On the third level the theme is “relaxation of effort”. The student is asked to discriminate between overexertion and lethargy to discover the sense of “right effort”. This is in keeping with the philosophy of the sister science of yoga, Ayurveda.

“Ayurveda’s rule is that you should never exert more than half your capacity.” Robert Svoboda, Prakruti, pg. 107)

At the same time in breath training the student is learning to define her capacity, the quantity of deep breathing sustainable without stress to the heart, so that heart rate and blood pressure remain fairly constant. Through this process the senses and mind is brought to a point sharp attention so that their duality can be perceived. They are indeed separate and distinct functions, though for the untrained they appear to be simultaneous. Through this training the mind is beginning to be held by the attraction to the object of focus while the sensory input is re-directed, withdrawn from outer objects.

The fourth level is characterized by contemplating the stream of inner bodily sensations.
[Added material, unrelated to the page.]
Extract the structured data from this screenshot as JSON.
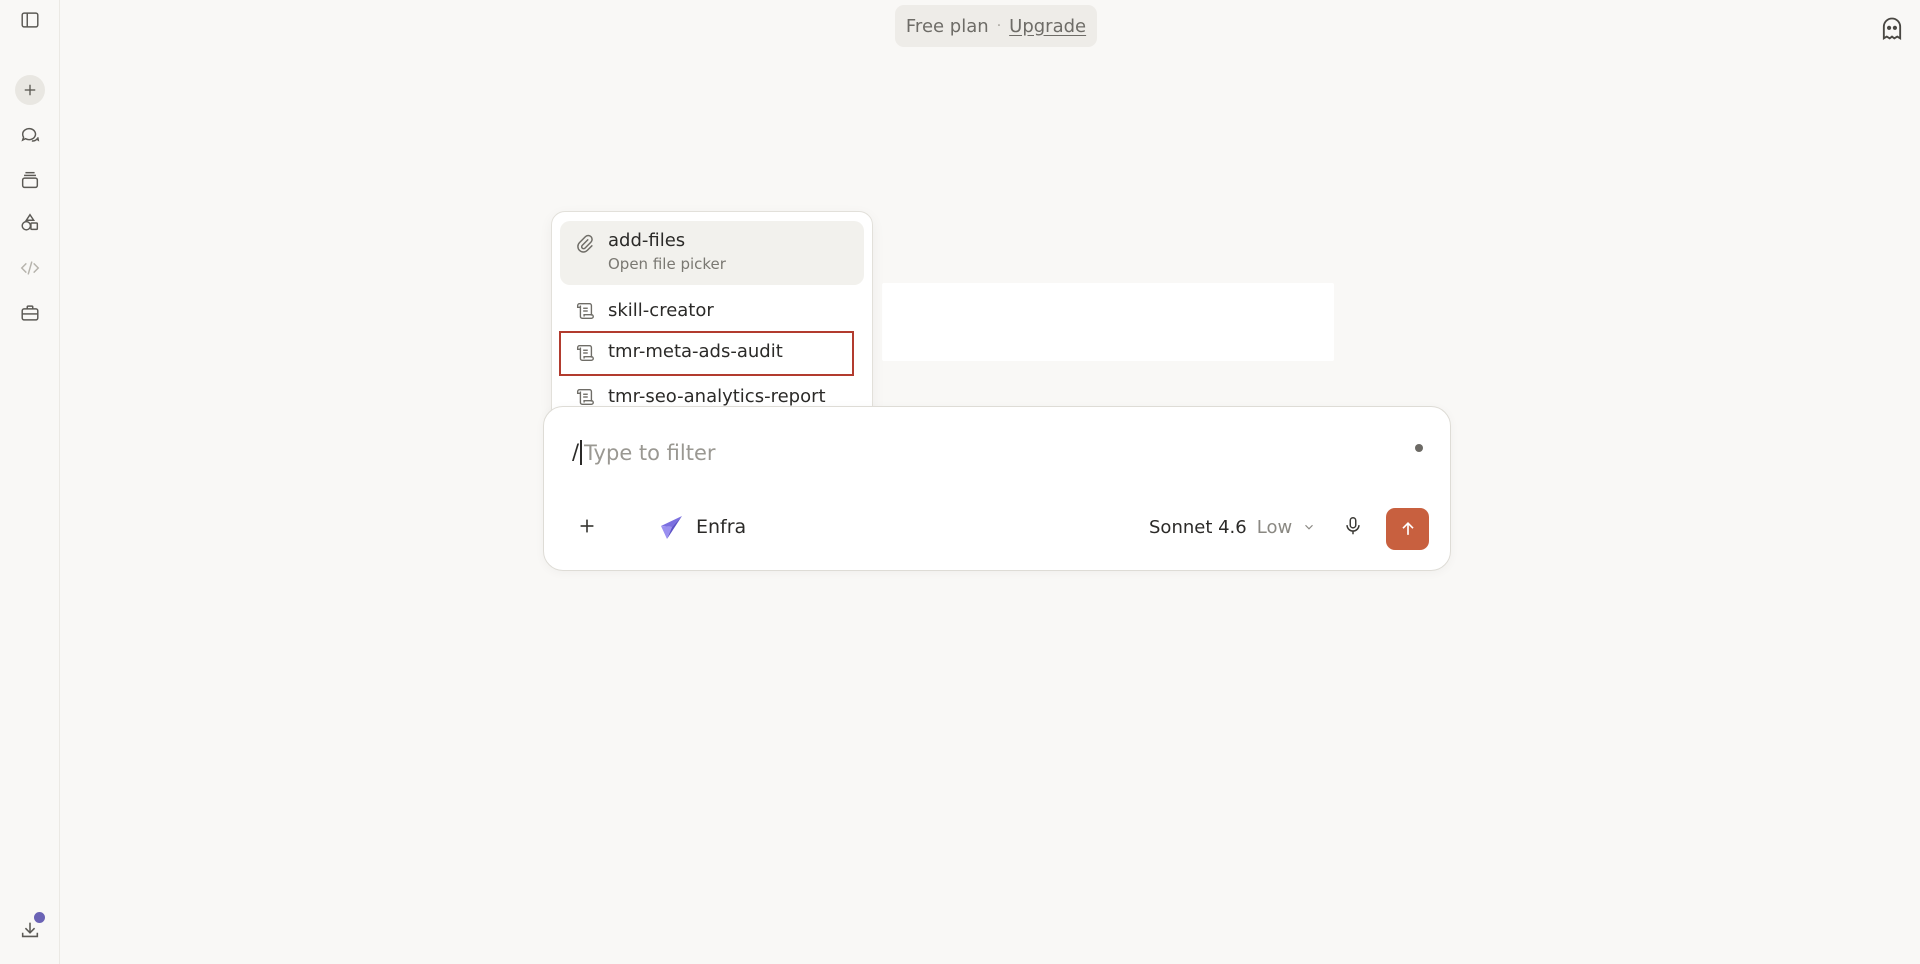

Through this process what begins as isolated places of feelings, such as the contrast between warm hands and cool feet, begins to move into a sense of the body as having tides or streams. Through practice the sense of the body as a series of streamlets becoming ponds becoming streams becoming lakes becoming rivers becoming a sea becoming an ocean until there is a continuum. The result is an awareness of no distinctions within or without, a state of serenity yet detachment. In this stage, the breath spontaneously becomes still. No effort is made to quiet the breath nor is there anxiety about it becoming still. The senses melt into the inner sensations of connectedness that may be flowing outward to the perceptions of the world. The inner world’s connectedness may also be seen in the external world. The microcosm reflects the macrocosm.
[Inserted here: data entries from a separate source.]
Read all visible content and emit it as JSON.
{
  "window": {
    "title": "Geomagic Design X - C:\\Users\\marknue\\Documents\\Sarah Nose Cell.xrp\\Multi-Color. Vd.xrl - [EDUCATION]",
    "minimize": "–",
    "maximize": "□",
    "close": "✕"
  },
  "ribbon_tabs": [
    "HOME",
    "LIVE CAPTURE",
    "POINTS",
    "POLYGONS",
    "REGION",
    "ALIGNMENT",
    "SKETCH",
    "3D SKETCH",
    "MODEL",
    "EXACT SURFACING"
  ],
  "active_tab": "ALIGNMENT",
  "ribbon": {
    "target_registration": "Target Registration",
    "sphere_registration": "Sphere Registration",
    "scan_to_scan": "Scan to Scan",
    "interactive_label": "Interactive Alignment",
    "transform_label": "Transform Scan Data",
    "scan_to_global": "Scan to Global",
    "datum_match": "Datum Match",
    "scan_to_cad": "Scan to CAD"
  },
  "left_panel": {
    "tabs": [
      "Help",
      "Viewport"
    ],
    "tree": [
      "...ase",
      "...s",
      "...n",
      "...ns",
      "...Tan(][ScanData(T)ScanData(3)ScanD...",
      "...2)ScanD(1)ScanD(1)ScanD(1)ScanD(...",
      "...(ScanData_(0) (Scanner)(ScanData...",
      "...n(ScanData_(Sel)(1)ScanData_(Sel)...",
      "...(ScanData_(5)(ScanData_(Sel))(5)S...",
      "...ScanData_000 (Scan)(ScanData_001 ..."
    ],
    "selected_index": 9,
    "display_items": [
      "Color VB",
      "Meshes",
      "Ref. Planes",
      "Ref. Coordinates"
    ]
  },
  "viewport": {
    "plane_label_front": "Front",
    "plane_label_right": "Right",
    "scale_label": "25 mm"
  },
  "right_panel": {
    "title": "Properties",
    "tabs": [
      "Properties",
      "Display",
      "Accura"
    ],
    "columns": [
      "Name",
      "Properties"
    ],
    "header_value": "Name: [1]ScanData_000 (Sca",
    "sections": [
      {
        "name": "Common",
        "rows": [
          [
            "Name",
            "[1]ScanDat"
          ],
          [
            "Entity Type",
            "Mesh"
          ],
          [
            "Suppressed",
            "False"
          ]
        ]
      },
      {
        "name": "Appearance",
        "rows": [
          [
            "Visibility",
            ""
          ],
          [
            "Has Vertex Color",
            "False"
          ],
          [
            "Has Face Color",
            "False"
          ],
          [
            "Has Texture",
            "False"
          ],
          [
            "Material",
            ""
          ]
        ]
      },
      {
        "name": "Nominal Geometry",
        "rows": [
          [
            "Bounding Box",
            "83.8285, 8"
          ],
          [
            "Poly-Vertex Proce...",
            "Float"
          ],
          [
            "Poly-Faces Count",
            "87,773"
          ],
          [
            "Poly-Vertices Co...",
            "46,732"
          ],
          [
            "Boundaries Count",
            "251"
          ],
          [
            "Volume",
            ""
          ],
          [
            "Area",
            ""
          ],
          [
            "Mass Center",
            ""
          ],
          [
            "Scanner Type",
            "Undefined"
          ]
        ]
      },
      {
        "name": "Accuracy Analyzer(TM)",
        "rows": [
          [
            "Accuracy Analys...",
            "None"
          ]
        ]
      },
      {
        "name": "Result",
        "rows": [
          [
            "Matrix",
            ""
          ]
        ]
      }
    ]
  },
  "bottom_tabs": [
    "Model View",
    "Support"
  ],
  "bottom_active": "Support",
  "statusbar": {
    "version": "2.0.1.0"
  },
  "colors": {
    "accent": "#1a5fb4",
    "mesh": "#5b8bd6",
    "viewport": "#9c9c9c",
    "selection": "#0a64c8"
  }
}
In my practice of yoga I direct my awareness to either the specific naturally arising place of feeling or if I’m working with the Structural Yoga process of correcting my imbalances then I hold my body in such a manner that stretches a specific muscle. Either method acts to take me through the sequence of inner events described by Patanjali.

When I hold a pose too long I will tend toward experiencing a trance and may become “spaced out”. Holding the pose for the subjective feeling of a “right” amount of time, it produces a state of mindfulness, characterized by alertness and insight. I find that if I go too much to either extreme of stretching a clearly defined muscle too long or not enough then I loose the “relaxation reflex” . The same is true if I’m focused upon strengthening a muscle.

By contemplating the ideals of Patanjali’s Yoga Sutras, I find that disciplining for a specific point of concentration leads naturally to a doorway into whole body awareness. A sense of feeling myself evenly in all places simultaneously. This process creates a harmony that lingers for sometime even if only one pose is practiced. It is of much greater duration with regular practice and continuous contemplation of the Sutras with asana practice. This leads to a natural spontaneous mindfulness meditation. By encouraging this process in myself and in other yoga students, I’ve found a clarification of formerly puzzling sections of Patanjali’s Classical Yoga guidelines. Through regular practice of this process I’ve experienced abundant insights into myself. I find that this has been the key for my daily learning from my practice. I keep a journal beside me as I practice to save the insights that arise.

Experiences of this depth remind me that the body-mind is meant to be trained as a vehicle for experiencing the connection between not only the separate parts of myself and also provides a way to open insight into the connectedness of all life.